Leaded gasoline, paint, and pipes left a toxic fingerprint in the baby teeth of half of all Americans — and those tiny clues reveal how silent doses of lead rewired IQ scores, crime rates, and mental health for decades. In this Howtown episode we laser-scan my own baby teeth with “tooth detective” Manish Arora, revisit Herbert Needleman’s 1970s Boston study, and track economist Jessica Reyes’s state-by-state link between tetraethyl lead’s phase-out and the 1990s crime drop. New data from New Zealand’s Dunedin Study (analyzed by Aaron Reuben) show how early exposure still shapes Gen X brains, personalities, and social mobility, framing one of the largest environmental injustices in U.S. history.I suspected this video would be about lead and I was right; it's too early for it to be about the pandemic, although COVID-19 causes brain damage. My wife and I are lucky to have suffered nothing more severe than "modestly lower energy levels and some slight brain fog" that cleared up after a little over a year.
The story Adam Cole and Joss Fong told complements the one related in SciShow explains the connection between the age of the Earth and unleaded gasoline plus more about lead with more of an emphasis on how lead affected and still affects public health, long after the U.S. and other countries stopped using leaded gasoline and lead paint.

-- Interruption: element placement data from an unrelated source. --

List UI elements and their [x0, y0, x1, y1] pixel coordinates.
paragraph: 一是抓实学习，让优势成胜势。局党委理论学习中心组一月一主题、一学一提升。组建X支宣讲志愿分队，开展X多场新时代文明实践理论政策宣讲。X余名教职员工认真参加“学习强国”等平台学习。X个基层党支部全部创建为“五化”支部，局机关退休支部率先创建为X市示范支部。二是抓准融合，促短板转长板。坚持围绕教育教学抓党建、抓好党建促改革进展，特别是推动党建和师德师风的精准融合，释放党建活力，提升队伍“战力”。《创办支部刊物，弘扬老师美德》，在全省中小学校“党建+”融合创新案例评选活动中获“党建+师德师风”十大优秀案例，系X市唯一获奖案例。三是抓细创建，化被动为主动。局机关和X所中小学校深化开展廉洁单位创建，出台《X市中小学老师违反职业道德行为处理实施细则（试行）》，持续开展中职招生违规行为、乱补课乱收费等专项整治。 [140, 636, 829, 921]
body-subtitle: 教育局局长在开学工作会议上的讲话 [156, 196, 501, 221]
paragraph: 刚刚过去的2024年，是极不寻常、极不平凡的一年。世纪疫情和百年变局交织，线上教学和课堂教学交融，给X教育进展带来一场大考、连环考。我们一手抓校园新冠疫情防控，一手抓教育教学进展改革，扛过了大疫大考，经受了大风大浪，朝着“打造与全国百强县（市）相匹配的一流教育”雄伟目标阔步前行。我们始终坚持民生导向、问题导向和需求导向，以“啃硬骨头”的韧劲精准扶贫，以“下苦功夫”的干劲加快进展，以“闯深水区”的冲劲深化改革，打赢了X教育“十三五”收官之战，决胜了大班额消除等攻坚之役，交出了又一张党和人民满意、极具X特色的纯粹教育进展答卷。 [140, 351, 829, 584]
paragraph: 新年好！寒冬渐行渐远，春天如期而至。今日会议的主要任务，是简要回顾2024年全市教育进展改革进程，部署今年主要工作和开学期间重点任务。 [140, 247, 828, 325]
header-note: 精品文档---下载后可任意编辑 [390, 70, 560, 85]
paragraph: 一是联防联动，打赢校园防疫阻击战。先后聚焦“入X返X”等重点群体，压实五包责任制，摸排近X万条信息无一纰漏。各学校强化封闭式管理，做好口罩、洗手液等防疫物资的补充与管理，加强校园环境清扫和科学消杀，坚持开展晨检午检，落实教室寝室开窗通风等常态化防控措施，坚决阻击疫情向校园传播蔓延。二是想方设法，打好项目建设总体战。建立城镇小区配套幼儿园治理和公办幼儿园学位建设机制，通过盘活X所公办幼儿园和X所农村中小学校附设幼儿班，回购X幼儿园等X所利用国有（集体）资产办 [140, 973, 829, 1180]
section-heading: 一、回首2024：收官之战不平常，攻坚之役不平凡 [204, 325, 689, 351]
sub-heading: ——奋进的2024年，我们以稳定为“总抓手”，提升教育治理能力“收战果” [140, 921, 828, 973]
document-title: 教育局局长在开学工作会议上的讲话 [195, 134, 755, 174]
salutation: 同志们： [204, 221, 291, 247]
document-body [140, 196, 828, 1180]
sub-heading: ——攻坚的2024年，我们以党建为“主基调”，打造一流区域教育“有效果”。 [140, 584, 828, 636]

I had no idea how persistent the effects of lead exposure were and still are, including loss of IQ points through adulthood. I also learned how and why lead is so dangerous; it imitates calcium because its ions have the same charge (valence) and nearly the same size, so it gets incorporated in bones and teeth and interferes with nerve function. As I'm fond of writing, it's a good day when I learn something new and I learned a lot of new information from this video.
Speaking of learning new things, I'm trying to figure out when I might show this to my students. Since my students and I live in Michigan, home of the Flint Water Crisis, which Cole and Fong mention, I could show it when I lecture about water pollution. The video concentrates on leaded gasoline, which is an air pollution problem, so it would make more sense to show it then, especially since I talk about the health effects of air pollution. Besides, that part of the story focuses on the role Charles F. Kettering, who worked for General Motors, played in developing leaded gasoline. That's also a Michigan story. Either way, if I show this video, it will become another example of blogging as professional development.